AGI. Le attività antropiche potrebbero aver contribuito al degrado di oltre un terzo di ciò che resta della foresta pluviale amazzonica. Questo inquietante risultato emerge da uno studio, pubblicato sulla rivista Science, condotto dagli scienziati dell'Università di Campinas del Brasile (Unicamp), dell'Istituto di ricerca ambientale dell'Amazzonia (IPAM), dell'Istituto nazionale per la ricerca spaziale (INPE) e della Lancaster University. Il team, guidato da Jos Barlow, ha eseguito una revisione analitica dei dati scientifici precedentemente pubblicati sulla base dei dati raccolti tramite i satelliti tra il 2001 e il 2018.
Distinguendo tra degrado e deforestazione, gli esperti specificano che nel primo caso può verificarsi una significativa diminuzione delle specie presenti, ma l'uso del suolo non risulta alterato, mentre la deforestazione provoca un cambiamento sostanziale nell'uso del terreno, che, ad esempio, viene ridestinato a obiettivi legati all'agricoltura.
Gli autori valutano quattro disturbi chiave che determinano il degrado forestale: incendi boschivi, effetti marginali (cambiamenti che si verificano nelle foreste adiacenti alle aree deforestate), disboscamento selettivo (come il disboscamento illegale) e siccità estrema. "Nonostante l'incertezza sull'effetto totale di questi disturbi - afferma Barlow - è ragionevole ipotizzare che il loro effetto cumulativo possa essere rilevante al pari della deforestazione in termini di emissioni di carbonio e perdita di biodiversità".

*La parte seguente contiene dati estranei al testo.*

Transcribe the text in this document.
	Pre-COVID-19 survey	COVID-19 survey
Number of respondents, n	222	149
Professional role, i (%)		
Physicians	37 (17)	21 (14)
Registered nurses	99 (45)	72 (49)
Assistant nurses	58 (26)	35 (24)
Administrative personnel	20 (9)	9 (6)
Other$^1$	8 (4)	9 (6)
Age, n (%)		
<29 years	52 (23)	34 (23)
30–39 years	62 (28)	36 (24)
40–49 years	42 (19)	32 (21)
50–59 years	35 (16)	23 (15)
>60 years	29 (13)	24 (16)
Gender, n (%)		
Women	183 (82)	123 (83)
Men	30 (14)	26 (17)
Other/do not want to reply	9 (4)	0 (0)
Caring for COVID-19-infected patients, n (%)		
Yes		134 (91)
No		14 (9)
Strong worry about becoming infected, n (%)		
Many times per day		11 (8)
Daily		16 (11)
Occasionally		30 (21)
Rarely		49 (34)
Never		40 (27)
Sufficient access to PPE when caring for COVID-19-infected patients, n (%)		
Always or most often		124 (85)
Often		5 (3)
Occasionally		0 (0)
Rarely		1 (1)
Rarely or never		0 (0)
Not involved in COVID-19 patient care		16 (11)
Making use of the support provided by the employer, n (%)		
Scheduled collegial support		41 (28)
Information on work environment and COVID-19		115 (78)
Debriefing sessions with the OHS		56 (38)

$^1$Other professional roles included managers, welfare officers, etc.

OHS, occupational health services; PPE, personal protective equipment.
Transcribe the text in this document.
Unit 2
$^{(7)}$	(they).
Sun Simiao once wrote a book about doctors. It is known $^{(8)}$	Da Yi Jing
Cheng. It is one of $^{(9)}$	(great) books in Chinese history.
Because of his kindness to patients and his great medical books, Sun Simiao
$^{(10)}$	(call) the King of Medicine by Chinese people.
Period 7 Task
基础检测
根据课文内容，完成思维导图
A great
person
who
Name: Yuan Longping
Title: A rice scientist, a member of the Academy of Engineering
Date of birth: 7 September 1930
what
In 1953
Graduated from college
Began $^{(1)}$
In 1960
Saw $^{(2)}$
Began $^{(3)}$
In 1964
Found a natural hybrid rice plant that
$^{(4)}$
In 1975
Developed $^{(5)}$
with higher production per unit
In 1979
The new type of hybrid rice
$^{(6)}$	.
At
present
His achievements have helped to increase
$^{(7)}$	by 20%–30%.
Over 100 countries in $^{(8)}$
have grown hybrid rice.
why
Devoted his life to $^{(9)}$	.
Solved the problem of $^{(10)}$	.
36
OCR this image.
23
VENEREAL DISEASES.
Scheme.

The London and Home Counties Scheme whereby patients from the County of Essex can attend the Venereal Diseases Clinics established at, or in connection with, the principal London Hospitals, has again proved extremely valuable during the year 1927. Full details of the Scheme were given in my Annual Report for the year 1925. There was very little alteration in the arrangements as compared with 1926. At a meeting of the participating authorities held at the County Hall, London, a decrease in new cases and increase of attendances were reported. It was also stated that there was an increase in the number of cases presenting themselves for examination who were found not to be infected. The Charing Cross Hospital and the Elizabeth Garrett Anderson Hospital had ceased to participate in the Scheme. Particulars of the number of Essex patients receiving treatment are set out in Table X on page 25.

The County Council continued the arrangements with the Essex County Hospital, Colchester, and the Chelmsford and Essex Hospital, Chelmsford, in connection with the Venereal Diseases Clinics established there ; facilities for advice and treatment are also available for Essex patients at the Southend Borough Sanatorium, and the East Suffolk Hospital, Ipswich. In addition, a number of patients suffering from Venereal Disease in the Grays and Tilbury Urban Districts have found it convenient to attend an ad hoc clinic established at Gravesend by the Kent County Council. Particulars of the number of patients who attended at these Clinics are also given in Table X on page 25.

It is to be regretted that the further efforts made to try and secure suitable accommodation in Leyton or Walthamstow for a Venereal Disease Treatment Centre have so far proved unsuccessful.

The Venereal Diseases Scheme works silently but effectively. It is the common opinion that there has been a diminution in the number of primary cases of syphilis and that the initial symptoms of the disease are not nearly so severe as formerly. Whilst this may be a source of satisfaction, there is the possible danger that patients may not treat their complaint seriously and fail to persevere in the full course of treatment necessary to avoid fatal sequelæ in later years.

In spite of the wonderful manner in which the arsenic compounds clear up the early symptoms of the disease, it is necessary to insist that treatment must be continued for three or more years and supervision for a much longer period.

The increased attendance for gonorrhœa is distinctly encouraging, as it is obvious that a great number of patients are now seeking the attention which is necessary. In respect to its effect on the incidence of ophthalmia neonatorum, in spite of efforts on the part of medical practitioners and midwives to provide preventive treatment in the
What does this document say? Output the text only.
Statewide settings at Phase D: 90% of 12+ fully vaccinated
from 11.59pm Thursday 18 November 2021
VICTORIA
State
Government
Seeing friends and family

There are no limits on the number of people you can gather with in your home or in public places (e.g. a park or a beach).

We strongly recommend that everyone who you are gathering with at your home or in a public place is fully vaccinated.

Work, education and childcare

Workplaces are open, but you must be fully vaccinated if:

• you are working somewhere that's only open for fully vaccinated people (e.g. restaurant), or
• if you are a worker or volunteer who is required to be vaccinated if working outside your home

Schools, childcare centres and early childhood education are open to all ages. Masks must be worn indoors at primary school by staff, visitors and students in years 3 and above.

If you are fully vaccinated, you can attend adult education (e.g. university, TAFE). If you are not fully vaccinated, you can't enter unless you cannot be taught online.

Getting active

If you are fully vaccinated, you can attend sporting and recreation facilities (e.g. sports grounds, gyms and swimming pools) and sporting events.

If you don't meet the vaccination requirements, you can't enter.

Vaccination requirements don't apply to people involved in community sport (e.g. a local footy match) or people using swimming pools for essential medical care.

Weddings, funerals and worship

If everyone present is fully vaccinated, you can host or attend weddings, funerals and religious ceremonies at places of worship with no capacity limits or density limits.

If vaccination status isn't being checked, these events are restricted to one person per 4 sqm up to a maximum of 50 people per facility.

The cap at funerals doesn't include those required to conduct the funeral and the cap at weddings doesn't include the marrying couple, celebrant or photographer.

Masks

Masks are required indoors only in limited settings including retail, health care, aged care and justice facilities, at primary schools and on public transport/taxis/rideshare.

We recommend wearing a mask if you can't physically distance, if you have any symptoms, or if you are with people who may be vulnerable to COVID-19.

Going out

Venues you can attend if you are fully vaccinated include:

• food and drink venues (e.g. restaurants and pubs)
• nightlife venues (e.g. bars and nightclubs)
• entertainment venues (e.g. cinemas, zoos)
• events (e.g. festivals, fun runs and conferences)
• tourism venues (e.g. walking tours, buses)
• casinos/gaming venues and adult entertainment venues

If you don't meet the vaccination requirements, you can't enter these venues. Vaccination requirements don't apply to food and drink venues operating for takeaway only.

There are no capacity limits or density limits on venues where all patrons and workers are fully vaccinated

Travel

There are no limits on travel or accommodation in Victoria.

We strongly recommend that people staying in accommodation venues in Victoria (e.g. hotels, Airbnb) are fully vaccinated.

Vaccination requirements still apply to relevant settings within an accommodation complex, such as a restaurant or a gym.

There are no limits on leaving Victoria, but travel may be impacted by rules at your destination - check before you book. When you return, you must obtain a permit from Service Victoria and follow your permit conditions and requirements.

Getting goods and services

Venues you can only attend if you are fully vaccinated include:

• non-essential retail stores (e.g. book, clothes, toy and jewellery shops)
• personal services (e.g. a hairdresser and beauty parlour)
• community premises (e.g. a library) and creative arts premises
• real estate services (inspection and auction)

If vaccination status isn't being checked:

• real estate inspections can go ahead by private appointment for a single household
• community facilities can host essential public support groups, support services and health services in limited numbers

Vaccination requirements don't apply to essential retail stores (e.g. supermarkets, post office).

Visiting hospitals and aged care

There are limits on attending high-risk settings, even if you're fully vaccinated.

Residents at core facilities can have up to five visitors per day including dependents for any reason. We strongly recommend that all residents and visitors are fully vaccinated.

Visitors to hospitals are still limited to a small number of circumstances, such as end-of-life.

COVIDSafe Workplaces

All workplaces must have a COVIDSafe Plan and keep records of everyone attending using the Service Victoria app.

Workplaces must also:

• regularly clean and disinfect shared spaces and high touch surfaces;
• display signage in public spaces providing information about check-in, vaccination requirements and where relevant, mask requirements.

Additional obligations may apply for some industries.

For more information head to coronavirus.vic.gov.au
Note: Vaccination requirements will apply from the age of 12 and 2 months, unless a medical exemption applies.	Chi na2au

Stando a quanto emerge dall'indagine, le emissioni di carbonio associate al degrado risultano pertanto equivalenti o superiori a quelle della deforestazione e l'impatto non colpisce solo il clima e la biodiversità, ma avrebbe anche serie conseguenze socioeconomiche. Allo stesso tempo, l'analisi suggerisce che incendi e disboscamento illegale continueranno a rappresentare due delle principali fonti di emissioni di carbonio dell'Amazzonia. I ricercatori hanno stimato che fino al 38% dell'area forestale rimanente potrebbe essere stata colpita da qualche forma di disturbo umano.
Il lavoro, condotto nell'ambito del progetto AIMES (Analysis, Integration and Modeling of the Earth System), è legato all'iniziativa internazionale Future Earth, che riunisce scienziati e ricercatori il cui ambito di studi ruota intorno alla sostenibilità. "Il degrado pone oneri importanti su molti attori - osserva Rachel Carmenta, coautrice e docente presso l'Università dell'East Anglia - e solo in pochi ne traggono profitto. Nella maggior parte dei casi, questa problematica causa difficoltà a livello di benessere umano, salute, alimentazione, paesaggi rurali e aspetti socioeconomici".
Il gruppo di ricerca ha effettuato delle proiezioni per i prossimi decenni, rivelando che i quattro fattori di degrado continueranno a rappresentare la principale fonte di emissioni di carbonio in atmosfera, indipendentemente dall'andamento della deforestazione.
"Anche in uno scenario ottimistico - riporta David Lapola, altra firma dell'articolo - gli effetti del cambiamento climatico causeranno ulteriori problemi di degrado della foresta, provocando ulteriori emissioni di carbonio. Prevenire la deforestazione, però, è di vitale importanza per contrastare gli effetti più nefasti del cambiamento climatico. Per questo è fondamentale investire in strategie innovative volte a risolvere la difficoltà".